The Florida Department of Education (FDOE) discontinued the Graduation Plus Institute this year, however, shattering Aguirre’s dream of early achievement. The department did so because the state hired a consulting firm, which determined the $500,000 being spent on high-achieving but impoverished students such as Aguirre would be better used helping low-performing students.

One thing is for certain, however: The recipients of that $500,000 won’t be low-performing migrant teens having trouble graduating from high school. The Academic Migrant Summer Institute, a $350,000 program held at USF for the past several years, won’t be held either. That program helped migrant teens in danger of not graduating from high school. FDOE press secretary Cathy Schroeder told the Journal that USF did not inform the state that it cancelled its participation until December, when it was too late to organize another program.
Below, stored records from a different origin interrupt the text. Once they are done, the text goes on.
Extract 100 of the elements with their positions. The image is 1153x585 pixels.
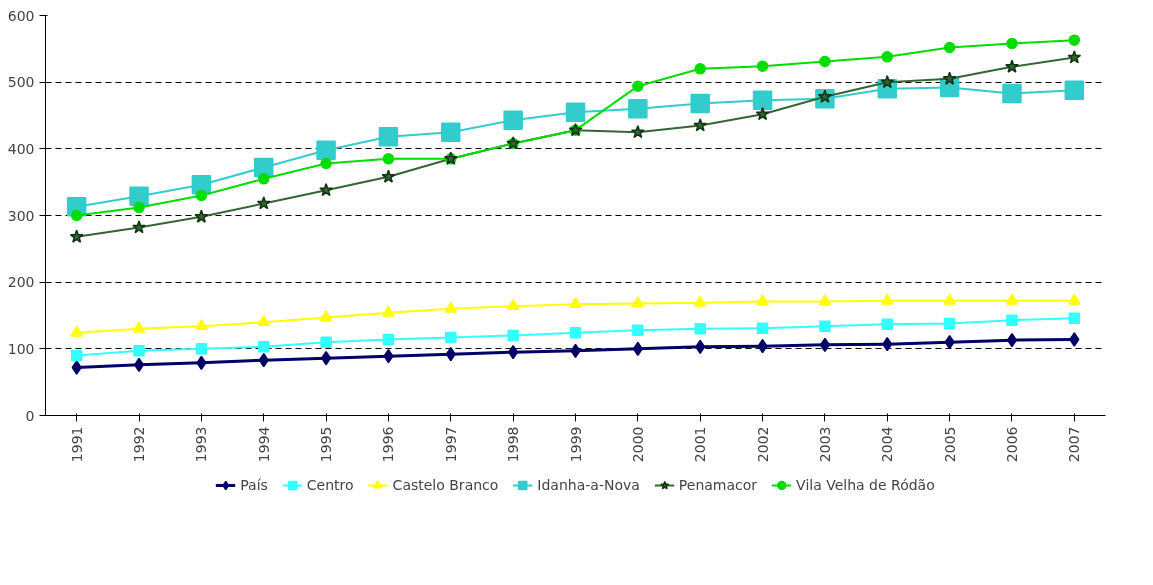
point bbox=[257, 315, 270, 327]
point bbox=[194, 209, 209, 223]
x-tick-label: 1996 bbox=[380, 426, 397, 463]
point bbox=[569, 327, 582, 339]
point bbox=[133, 345, 145, 357]
point bbox=[382, 153, 395, 165]
point bbox=[316, 140, 336, 160]
x-tick-label: 2005 bbox=[941, 426, 958, 463]
point bbox=[195, 189, 208, 202]
point bbox=[1006, 332, 1018, 348]
point bbox=[507, 329, 519, 342]
point bbox=[257, 341, 270, 353]
point bbox=[752, 90, 773, 110]
x-tick-label: 2006 bbox=[1003, 426, 1020, 463]
y-tick-label: 0 bbox=[25, 407, 35, 424]
x-tick-label: 2000 bbox=[629, 426, 646, 463]
y-tick-label: 600 bbox=[7, 7, 35, 24]
point bbox=[70, 209, 83, 222]
point bbox=[382, 333, 395, 346]
x-tick-label: 1991 bbox=[68, 426, 85, 463]
point bbox=[503, 110, 523, 130]
point bbox=[1067, 50, 1082, 64]
point bbox=[881, 293, 894, 305]
point bbox=[819, 55, 831, 68]
legend-label: Centro bbox=[306, 477, 354, 493]
point bbox=[755, 106, 770, 121]
point bbox=[133, 201, 145, 214]
y-tick-label: 300 bbox=[7, 207, 35, 224]
point bbox=[69, 229, 84, 243]
y-tick-label: 400 bbox=[7, 140, 35, 157]
y-tick-label: 100 bbox=[7, 340, 35, 357]
point bbox=[630, 124, 645, 139]
point bbox=[690, 93, 710, 114]
point bbox=[132, 321, 146, 333]
point bbox=[70, 325, 83, 337]
point bbox=[1064, 80, 1085, 100]
point bbox=[441, 122, 461, 142]
point bbox=[756, 60, 769, 72]
point bbox=[256, 196, 271, 210]
point bbox=[320, 336, 332, 348]
point bbox=[819, 320, 831, 332]
point bbox=[632, 324, 644, 336]
point bbox=[632, 80, 644, 92]
x-tick-label: 2007 bbox=[1066, 426, 1083, 463]
x-tick-label: 1997 bbox=[442, 426, 459, 463]
point bbox=[1002, 83, 1022, 104]
point bbox=[565, 102, 586, 122]
point bbox=[133, 357, 145, 373]
point bbox=[818, 294, 832, 306]
point bbox=[319, 182, 334, 197]
point bbox=[694, 63, 706, 75]
point bbox=[195, 343, 208, 355]
x-tick-label: 1993 bbox=[193, 426, 210, 463]
point bbox=[1006, 314, 1018, 326]
point bbox=[693, 295, 707, 307]
point bbox=[132, 220, 146, 234]
point bbox=[445, 331, 457, 344]
point bbox=[881, 318, 894, 330]
point bbox=[569, 297, 582, 309]
point bbox=[943, 41, 956, 54]
x-tick-label: 2004 bbox=[879, 426, 896, 463]
x-tick-label: 2001 bbox=[692, 426, 709, 463]
point bbox=[1068, 293, 1081, 305]
x-tick-label: 1998 bbox=[505, 426, 522, 463]
point bbox=[628, 99, 648, 119]
point bbox=[694, 323, 706, 335]
point bbox=[71, 360, 82, 375]
point bbox=[631, 296, 645, 308]
x-tick-label: 2003 bbox=[816, 426, 833, 463]
point bbox=[1005, 59, 1019, 73]
point bbox=[382, 305, 395, 317]
point bbox=[693, 118, 708, 132]
legend-label: Vila Velha de Ródão bbox=[796, 477, 935, 493]
point bbox=[1068, 34, 1081, 46]
x-tick-label: 1992 bbox=[131, 426, 148, 463]
point bbox=[506, 299, 520, 311]
legend-label: País bbox=[240, 477, 268, 493]
point bbox=[319, 310, 333, 322]
point bbox=[943, 317, 956, 330]
point bbox=[257, 173, 270, 185]
point bbox=[195, 319, 208, 331]
point bbox=[320, 157, 332, 170]
point bbox=[70, 349, 83, 362]
point bbox=[444, 301, 458, 313]
point bbox=[1006, 37, 1018, 50]
legend-label: Idanha-a-Nova bbox=[537, 477, 640, 493]
x-tick-label: 1994 bbox=[255, 426, 272, 463]
y-tick-label: 500 bbox=[7, 74, 35, 91]
point bbox=[756, 322, 769, 334]
point bbox=[756, 294, 769, 306]
point bbox=[881, 51, 894, 63]
point bbox=[1005, 293, 1019, 305]
point bbox=[1069, 332, 1080, 347]
point bbox=[943, 293, 956, 305]
point bbox=[381, 169, 396, 183]
point bbox=[378, 127, 399, 147]
x-tick-label: 2002 bbox=[754, 426, 771, 463]
legend-label: Penamacor bbox=[678, 477, 758, 493]
x-tick-label: 1999 bbox=[567, 426, 584, 463]
x-tick-label: 1995 bbox=[318, 426, 335, 463]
USF didn’t decline to participate because the program wasn’t working. The two now-defunct programs helped 225 students last year. Those students who attended the programs expressed high praise to the Journal and the administrators who sent them feel they returned with a heightened level of dedication to their studies.

Migrant advocate Susan Johnson, who has been sending students to the two programs for more than 20 years, told the Journal, “This is a chance to experience college in a thoroughly controlled situation.”

It was, anyway.

USF’s complicity in the FDOE’s slashing of migrant teen programs is unacceptable. The definition of a migrant teen is a young adult with unskilled parents who work almost exclusively in the agricultural industry. It’s a good bet those parents probably didn’t raise their kids with much emphasis on education – in fact, it’s a good bet those parents don’t understand the importance of education in the American economy at all.

What the FDOE and USF have done is a mistake. Robbing opportunity from those who have little to help students who are wasting theirs isn’t good policy. The fact that the former institutes appeared to be working makes the decision all the worse.